Так сука беззащитна от тоски.

Так нация – в среде утрат людских —

Стенает. Распадаясь на куски.


***


Что блазнится в панораме?

Тесь. Селенье в пойме рек,

в заветерье, под горами…

Гвоздь пейзажа – человек!


Лесостепь и степь с полынью.

Хвойный бор с бурундуком.

Поле гречки – белым клином.

Эхо – ухо с языком.


Плесы, заводи, песочек,

прокаленный добела.

Оп!.. Обрыв. А там – мысочек.

Тина. Омут. Вурдалак.


Рыбачок настороженный!

Безмятежная вода…

И мотив земли мажорный,

страстно названный – страда!


Страдовало наше племя —

от мала до велика —

на покосе, где беремя

собирало в волока.


Волока – на волокуши,

да в копешки, да в стога.

Ах, покосы!.. Это кущи

деревенского мирка.


Сквозь века неторопливо

по лугам бредут стада.

Песнь молочного разлива

до-мажор берет с ведра.


Ботала (чу! – ксилофоны)

в хор полуденных цикад

вносят умиротворенный,

равнодушный, мерный лад.


И бредут стада лениво,

и мычат на облака.

Затуманивает нивы

пар парного молока.


Вечереет. Свет заката

багровеет над селом.

Это было все когда-то

в мире, отданном на слом.


***


Тесь – это речка Тесинка любимая.

Бирюзовое русло, куда мы сигали

в пополуденный зной, как ельцы и налимы.

Перекаты лизали следы за ногами.


…Это плесы песчаные, пляжи валунные,

над которыми чайки крикливо кружали,

на которых девчонки, совсем еще юные,

нас, совсем еще юных, за руки держали…


Тесь – это кузня, конюшня, курятник…

И четыре бригады, а пятая – кладбище!

Это церковь. Увы, как униженный ратник,

как расхристанный раб – без иконы и крыши.

Это Ленин. Товарищ, разрушивший церковь,

соборность, духовность, державность и веру,

стоящий в акациях, брошенный в сквере,

и в славе, и в чести, и в силе померкнув.
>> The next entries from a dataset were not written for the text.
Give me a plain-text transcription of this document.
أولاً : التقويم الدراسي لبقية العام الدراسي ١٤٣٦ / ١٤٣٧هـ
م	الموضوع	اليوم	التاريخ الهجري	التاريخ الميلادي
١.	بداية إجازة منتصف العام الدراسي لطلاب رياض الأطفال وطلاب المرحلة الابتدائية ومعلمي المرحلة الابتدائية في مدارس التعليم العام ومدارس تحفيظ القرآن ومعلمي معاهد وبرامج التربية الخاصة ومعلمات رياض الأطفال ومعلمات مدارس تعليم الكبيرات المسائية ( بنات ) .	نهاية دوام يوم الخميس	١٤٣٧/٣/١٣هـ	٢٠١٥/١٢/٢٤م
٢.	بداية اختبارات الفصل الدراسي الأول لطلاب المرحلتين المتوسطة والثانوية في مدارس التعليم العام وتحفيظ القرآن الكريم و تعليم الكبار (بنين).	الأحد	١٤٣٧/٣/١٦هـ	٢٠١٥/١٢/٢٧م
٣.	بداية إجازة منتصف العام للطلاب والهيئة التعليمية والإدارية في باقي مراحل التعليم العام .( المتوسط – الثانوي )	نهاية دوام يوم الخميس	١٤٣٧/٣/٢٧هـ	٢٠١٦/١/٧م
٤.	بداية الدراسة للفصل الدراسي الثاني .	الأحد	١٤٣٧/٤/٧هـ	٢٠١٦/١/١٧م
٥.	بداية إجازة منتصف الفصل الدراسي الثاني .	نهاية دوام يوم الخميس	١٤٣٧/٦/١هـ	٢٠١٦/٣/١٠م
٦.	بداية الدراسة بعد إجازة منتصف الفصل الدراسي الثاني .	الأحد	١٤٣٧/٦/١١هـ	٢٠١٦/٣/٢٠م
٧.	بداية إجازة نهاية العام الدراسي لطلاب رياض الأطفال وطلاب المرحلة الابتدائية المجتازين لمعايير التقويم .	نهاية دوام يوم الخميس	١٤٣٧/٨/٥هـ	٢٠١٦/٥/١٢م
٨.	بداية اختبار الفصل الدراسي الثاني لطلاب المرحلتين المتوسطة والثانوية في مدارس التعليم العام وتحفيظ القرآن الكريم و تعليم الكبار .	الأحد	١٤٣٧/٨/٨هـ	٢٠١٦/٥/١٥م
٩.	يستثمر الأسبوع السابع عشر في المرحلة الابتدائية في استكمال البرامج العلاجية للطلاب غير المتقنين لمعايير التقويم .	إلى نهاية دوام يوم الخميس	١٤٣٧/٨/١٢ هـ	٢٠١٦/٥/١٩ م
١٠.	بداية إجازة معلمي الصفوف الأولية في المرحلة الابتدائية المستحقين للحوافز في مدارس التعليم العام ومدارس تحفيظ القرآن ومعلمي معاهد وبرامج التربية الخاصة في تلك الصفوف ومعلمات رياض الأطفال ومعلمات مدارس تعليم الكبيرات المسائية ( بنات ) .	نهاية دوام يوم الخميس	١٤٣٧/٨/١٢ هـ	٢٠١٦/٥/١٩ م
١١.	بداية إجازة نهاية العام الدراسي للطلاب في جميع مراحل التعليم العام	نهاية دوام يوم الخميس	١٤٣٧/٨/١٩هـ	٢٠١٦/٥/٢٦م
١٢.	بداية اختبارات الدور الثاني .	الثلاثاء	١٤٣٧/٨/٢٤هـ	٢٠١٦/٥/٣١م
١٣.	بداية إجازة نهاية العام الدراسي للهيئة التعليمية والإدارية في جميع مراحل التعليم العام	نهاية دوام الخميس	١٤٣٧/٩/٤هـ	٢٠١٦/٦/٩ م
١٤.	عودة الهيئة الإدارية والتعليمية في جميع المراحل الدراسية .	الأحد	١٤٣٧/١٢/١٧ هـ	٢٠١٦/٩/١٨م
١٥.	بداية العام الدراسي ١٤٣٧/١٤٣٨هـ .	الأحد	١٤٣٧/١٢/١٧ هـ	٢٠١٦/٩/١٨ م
Тесь – это клуб обветшалый, но имени

позабытого в Летах героя …Савицкого.

(По старинным архивам советские пимены

сохранили в анналах следы летописные.)

…Это клуб, кинозал и пристройка из бруса,

биллиард и спортзал, и для танцев фойе…


Отодвинулось время! Дюже дальше Убруса.

А душа о былом, об ушедшем поет.


Тесь – это улицы и переулочки.

Та – Гробовозная, та – Теребиловка…

Здесь мы жили-дружили… Валечки… Шурочки…

У кого – перекресток, у кого и развилка.


Тесь – это люди. Родные тесинцы!

Это Бальде, Байковы, Филатовы, Юшковы…

Это Зайцевы, братья и сестры красивые,

Нестеренко, Натыры, Мужайло и Пташкины.

Коренные – Осколковы, Бяковы, Юдины,

Горьковские Акуловы, чьи-то Курбатовы,

Это Савины – братья, и братья Прокудины…

В достославные годы, в шестидесятые…


***


Прослезился над картиной: дорогая пастораль —

речка Тесь с болотной тиной.

Впрочем, речка-то – едва ль.

Заболоченное русло, потеряв державный вид,

уж не властно, как ни грустно, мою память оживить.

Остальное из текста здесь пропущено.